I heard the hounds of death begin to bay.
Those dreary days, it then did seem to me,
Were buried splinter-like inside my chest.
No matter where I stopped to take my rest,
They'd blight the earth; they'd poison sky and sea.
I shook my head to banish all despair:
I'll find another land - one far more fair!
With no set course laid out within my mind
But fleeing dreary days I left behind,
And dreary lands in which I dared not stay.
At night, I stopped; beside the road I lay,
With morning's light awakening to find
Myself back home, or somewhere like in kind.
I heard the hounds of death begin to bay.
Those dreary days, it then did seem to me,
Were buried splinter-like inside my chest.
No matter where I stopped to take my rest,
They'd blight the earth; they'd poison sky and sea.
I shook my head to banish all despair:
I'll find another land - one far more fair!

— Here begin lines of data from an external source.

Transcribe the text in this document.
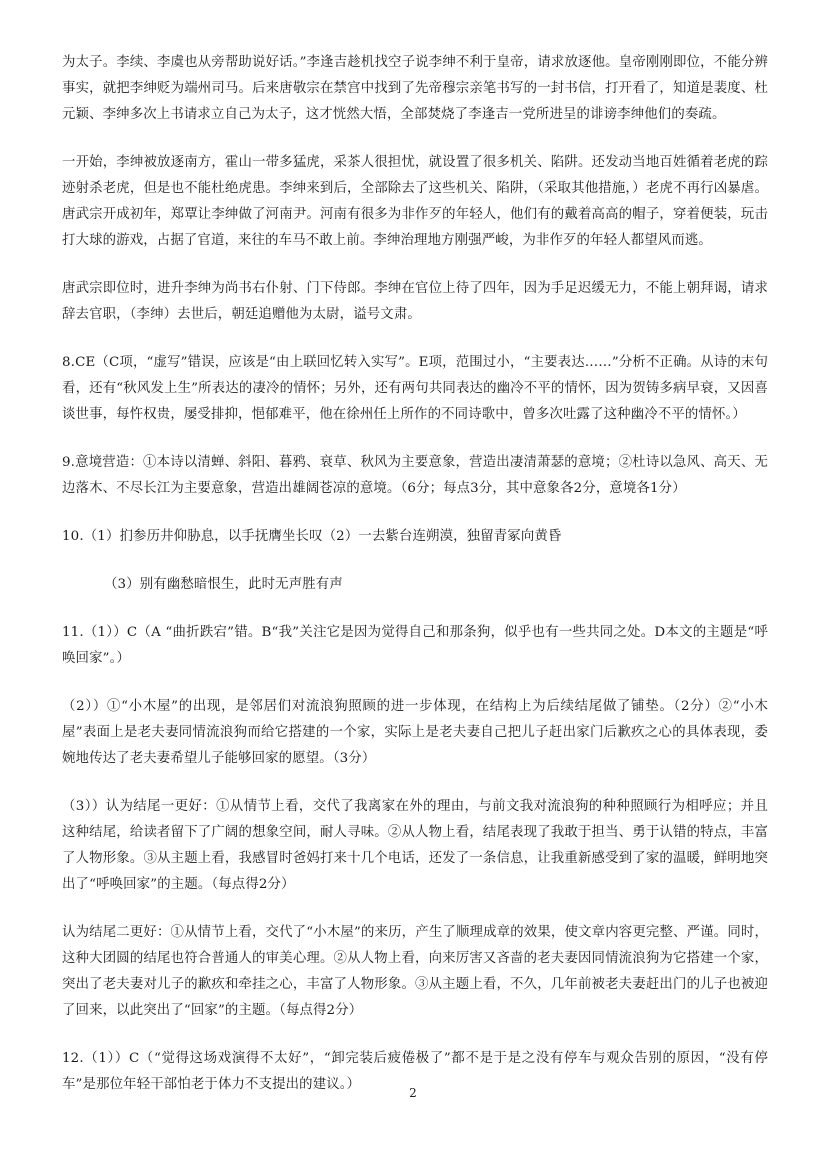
为太子。李续、李虞也从旁帮助说好话。”李逢吉趁机找空子说李绅不利于皇帝，请求放逐他。皇帝刚刚即位，不能分辨事实，就把李绅贬为端州司马。后来唐敬宗在禁宫中找到了先帝穆宗亲笔书写的一封书信，打开看了，知道是裴度、杜元颖、李绅多次上书请求立自己为太子，这才恍然大悟，全部焚烧了李逢吉一党所进呈的诽谤李绅他们的奏疏。

一开始，李绅被放逐南方，霍山一带多猛虎，采茶人很担忧，就设置了很多机关、陷阱。还发动当地百姓循着老虎的踪迹射杀老虎，但是也不能杜绝虎患。李绅来到后，全部除去了这些机关、陷阱，（采取其他措施，）老虎不再行凶暴虐。唐武宗开成初年，郑覃让李绅做了河南尹。河南有很多为非作歹的年轻人，他们有的戴着高高的帽子，穿着便装，玩击打大球的游戏，占据了官道，来往的车马不敢上前。李绅治理地方刚强严峻，为非作歹的年轻人都望风而逃。

唐武宗即位时，进升李绅为尚书右仆射、门下侍郎。李绅在官位上待了四年，因为手足迟缓无力，不能上朝拜谒，请求辞去官职，（李绅）去世后，朝廷追赠他为太尉，谥号文肃。

8.CE（C项，“虚写”错误，应该是“由上联回忆转入实写”。E项，范围过小，“主要表达……”分析不正确。从诗的末句看，还有“秋风发上生”所表达的凄冷的情怀；另外，还有两句共同表达的幽冷不平的情怀，因为贺铸多病早衰，又因喜谈世事，每忤权贵，屡受排抑，悒郁难平，他在徐州任上所作的不同诗歌中，曾多次吐露了这种幽冷不平的情怀。）

9.意境营造：①本诗以清蝉、斜阳、暮鸦、衰草、秋风为主要意象，营造出凄清萧瑟的意境；②杜诗以急风、高天、无边落木、不尽长江为主要意象，营造出雄阔苍凉的意境。（6分；每点3分，其中意象各2分，意境各1分）

10.（1）扪参历井仰胁息，以手抚膺坐长叹（2）一去紫台连朔漠，独留青冢向黄昏

（3）别有幽愁暗恨生，此时无声胜有声

11.（1））C（A “曲折跌宕”错。B“我”关注它是因为觉得自己和那条狗，似乎也有一些共同之处。D本文的主题是“呼唤回家”。）

（2））①“小木屋”的出现，是邻居们对流浪狗照顾的进一步体现，在结构上为后续结尾做了铺垫。（2分）②“小木屋”表面上是老夫妻同情流浪狗而给它搭建的一个家，实际上是老夫妻自己把儿子赶出家门后歉疚之心的具体表现，委婉地传达了老夫妻希望儿子能够回家的愿望。（3分）

（3））认为结尾一更好：①从情节上看，交代了我离家在外的理由，与前文我对流浪狗的种种照顾行为相呼应；并且这种结尾，给读者留下了广阔的想象空间，耐人寻味。②从人物上看，结尾表现了我敢于担当、勇于认错的特点，丰富了人物形象。③从主题上看，我感冒时爸妈打来十几个电话，还发了一条信息，让我重新感受到了家的温暖，鲜明地突出了“呼唤回家”的主题。（每点得2分）

认为结尾二更好：①从情节上看，交代了“小木屋”的来历，产生了顺理成章的效果，使文章内容更完整、严谨。同时，这种大团圆的结尾也符合普通人的审美心理。②从人物上看，向来厉害又吝啬的老夫妻因同情流浪狗为它搭建一个家，突出了老夫妻对儿子的歉疚和牵挂之心，丰富了人物形象。③从主题上看，不久，几年前被老夫妻赶出门的儿子也被迎了回来，以此突出了“回家”的主题。（每点得2分）

12.（1））C（“觉得这场戏演得不太好”，“卸完装后疲倦极了”都不是于是之没有停车与观众告别的原因，“没有停车”是那位年轻干部怕老于体力不支提出的建议。）

2
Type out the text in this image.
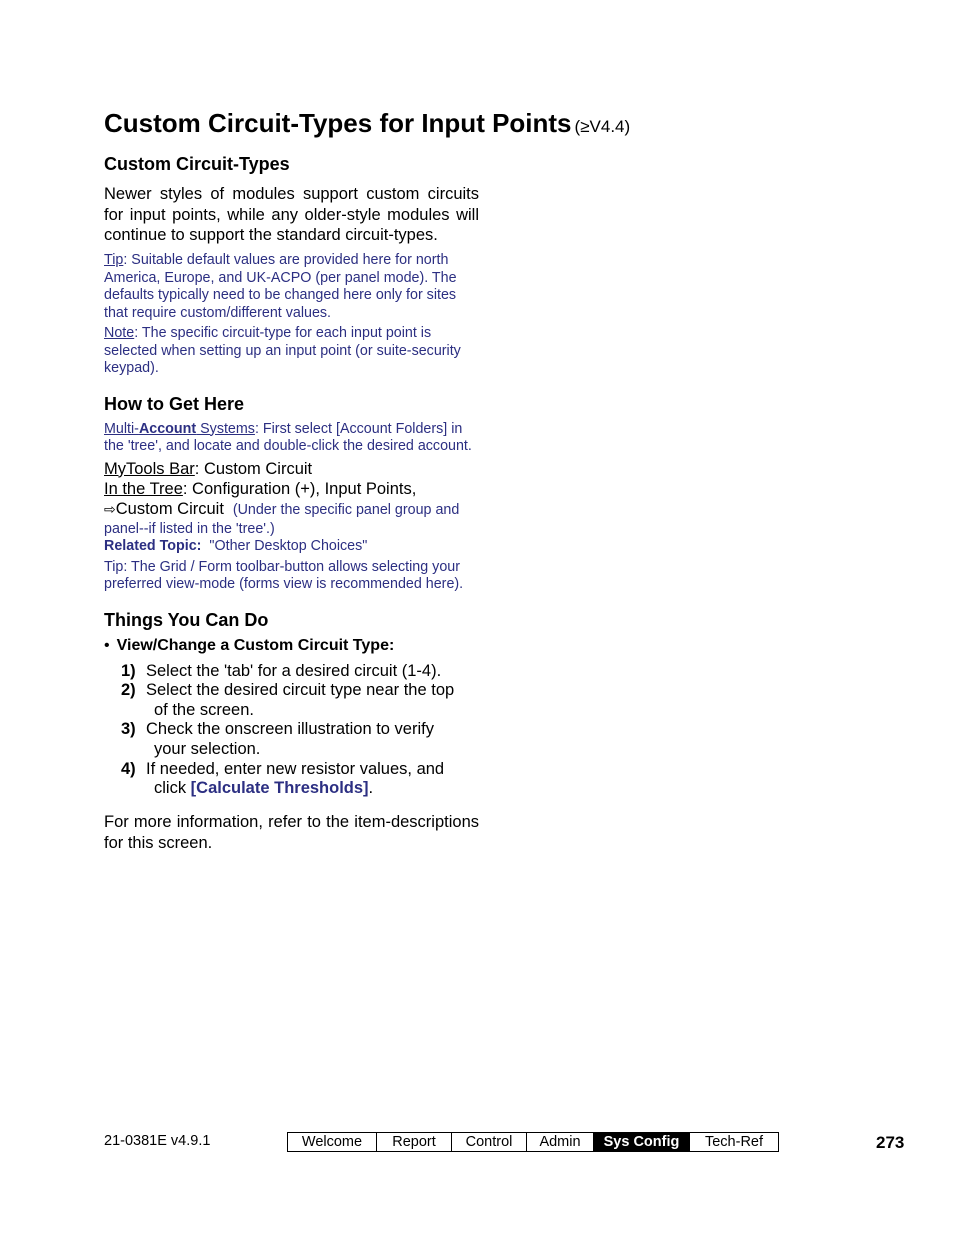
Custom Circuit-Types for Input Points (≥V4.4)
Custom Circuit-Types

Newer styles of modules support custom circuits for input points, while any older-style modules will continue to support the standard circuit-types.

Tip: Suitable default values are provided here for north America, Europe, and UK-ACPO (per panel mode). The defaults typically need to be changed here only for sites that require custom/different values.

Note: The specific circuit-type for each input point is selected when setting up an input point (or suite-security keypad).

How to Get Here

Multi-Account Systems: First select [Account Folders] in the 'tree', and locate and double-click the desired account.

MyTools Bar: Custom Circuit

In the Tree: Configuration (+), Input Points,

⇨Custom Circuit (Under the specific panel group and panel--if listed in the 'tree'.)

Related Topic: "Other Desktop Choices"

Tip: The Grid / Form toolbar-button allows selecting your preferred view-mode (forms view is recommended here).

Things You Can Do

• View/Change a Custom Circuit Type:

1) Select the 'tab' for a desired circuit (1-4).
2) Select the desired circuit type near the top
of the screen.
3) Check the onscreen illustration to verify
your selection.
4) If needed, enter new resistor values, and
click [Calculate Thresholds].

For more information, refer to the item-descriptions for this screen.

21-0381E v4.9.1	Welcome	Report	Control	Admin	Sys Config	Tech-Ref	273
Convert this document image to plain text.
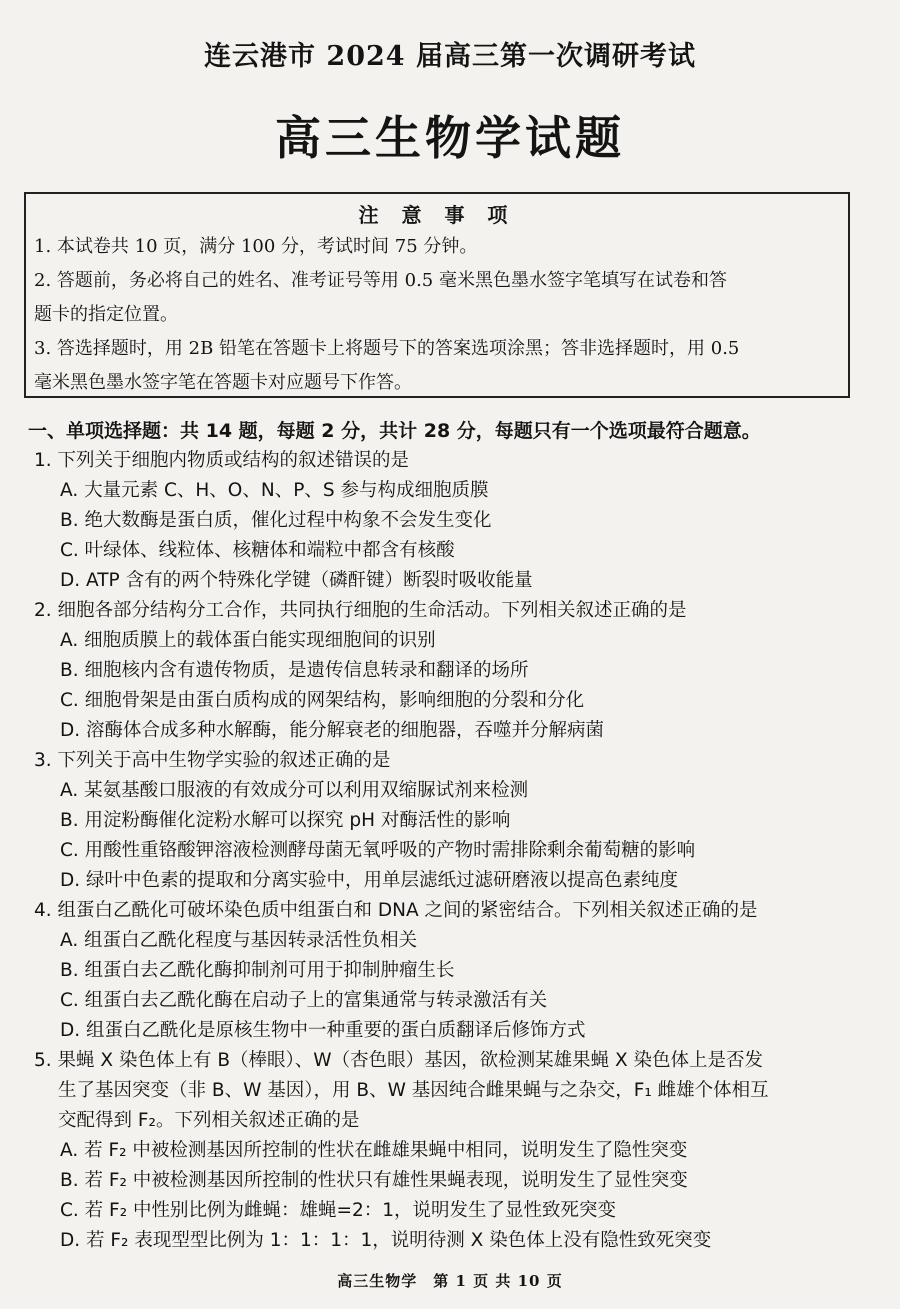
连云港市 2024 届高三第一次调研考试
高三生物学试题
注 意 事 项
1. 本试卷共 10 页，满分 100 分，考试时间 75 分钟。
2. 答题前，务必将自己的姓名、准考证号等用 0.5 毫米黑色墨水签字笔填写在试卷和答
题卡的指定位置。
3. 答选择题时，用 2B 铅笔在答题卡上将题号下的答案选项涂黑；答非选择题时，用 0.5
毫米黑色墨水签字笔在答题卡对应题号下作答。
一、单项选择题：共 14 题，每题 2 分，共计 28 分，每题只有一个选项最符合题意。
1. 下列关于细胞内物质或结构的叙述错误的是
A. 大量元素 C、H、O、N、P、S 参与构成细胞质膜
B. 绝大数酶是蛋白质，催化过程中构象不会发生变化
C. 叶绿体、线粒体、核糖体和端粒中都含有核酸
D. ATP 含有的两个特殊化学键（磷酐键）断裂时吸收能量
2. 细胞各部分结构分工合作，共同执行细胞的生命活动。下列相关叙述正确的是
A. 细胞质膜上的载体蛋白能实现细胞间的识别
B. 细胞核内含有遗传物质，是遗传信息转录和翻译的场所
C. 细胞骨架是由蛋白质构成的网架结构，影响细胞的分裂和分化
D. 溶酶体合成多种水解酶，能分解衰老的细胞器，吞噬并分解病菌
3. 下列关于高中生物学实验的叙述正确的是
A. 某氨基酸口服液的有效成分可以利用双缩脲试剂来检测
B. 用淀粉酶催化淀粉水解可以探究 pH 对酶活性的影响
C. 用酸性重铬酸钾溶液检测酵母菌无氧呼吸的产物时需排除剩余葡萄糖的影响
D. 绿叶中色素的提取和分离实验中，用单层滤纸过滤研磨液以提高色素纯度
4. 组蛋白乙酰化可破坏染色质中组蛋白和 DNA 之间的紧密结合。下列相关叙述正确的是
A. 组蛋白乙酰化程度与基因转录活性负相关
B. 组蛋白去乙酰化酶抑制剂可用于抑制肿瘤生长
C. 组蛋白去乙酰化酶在启动子上的富集通常与转录激活有关
D. 组蛋白乙酰化是原核生物中一种重要的蛋白质翻译后修饰方式
5. 果蝇 X 染色体上有 B（棒眼）、W（杏色眼）基因，欲检测某雄果蝇 X 染色体上是否发
生了基因突变（非 B、W 基因），用 B、W 基因纯合雌果蝇与之杂交，F₁ 雌雄个体相互
交配得到 F₂。下列相关叙述正确的是
A. 若 F₂ 中被检测基因所控制的性状在雌雄果蝇中相同，说明发生了隐性突变
B. 若 F₂ 中被检测基因所控制的性状只有雄性果蝇表现，说明发生了显性突变
C. 若 F₂ 中性别比例为雌蝇：雄蝇=2：1，说明发生了显性致死突变
D. 若 F₂ 表现型型比例为 1：1：1：1，说明待测 X 染色体上没有隐性致死突变
高三生物学　第 1 页 共 10 页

I'm not sure I get the meaning of this. The speaker wanders but always finds himself back home, yet resolves to leave, yet it seems like he's already been doing that. So is this saying he's doomed but unaware, or is he saying he's really, truly going to leave this time? The rhymes and rhythms all work well.
A person feeling like they are in exile in their own land or country. "Those dreary days/buried splinter-like inside my chest" is a stinging line of regret. And worst, and epiphany evaded... I feel this poem is reaching for a Dantean sort of irony with the inexorable feeling of its narrative, but something is missing to make it clear what the source of that irony is for the reader.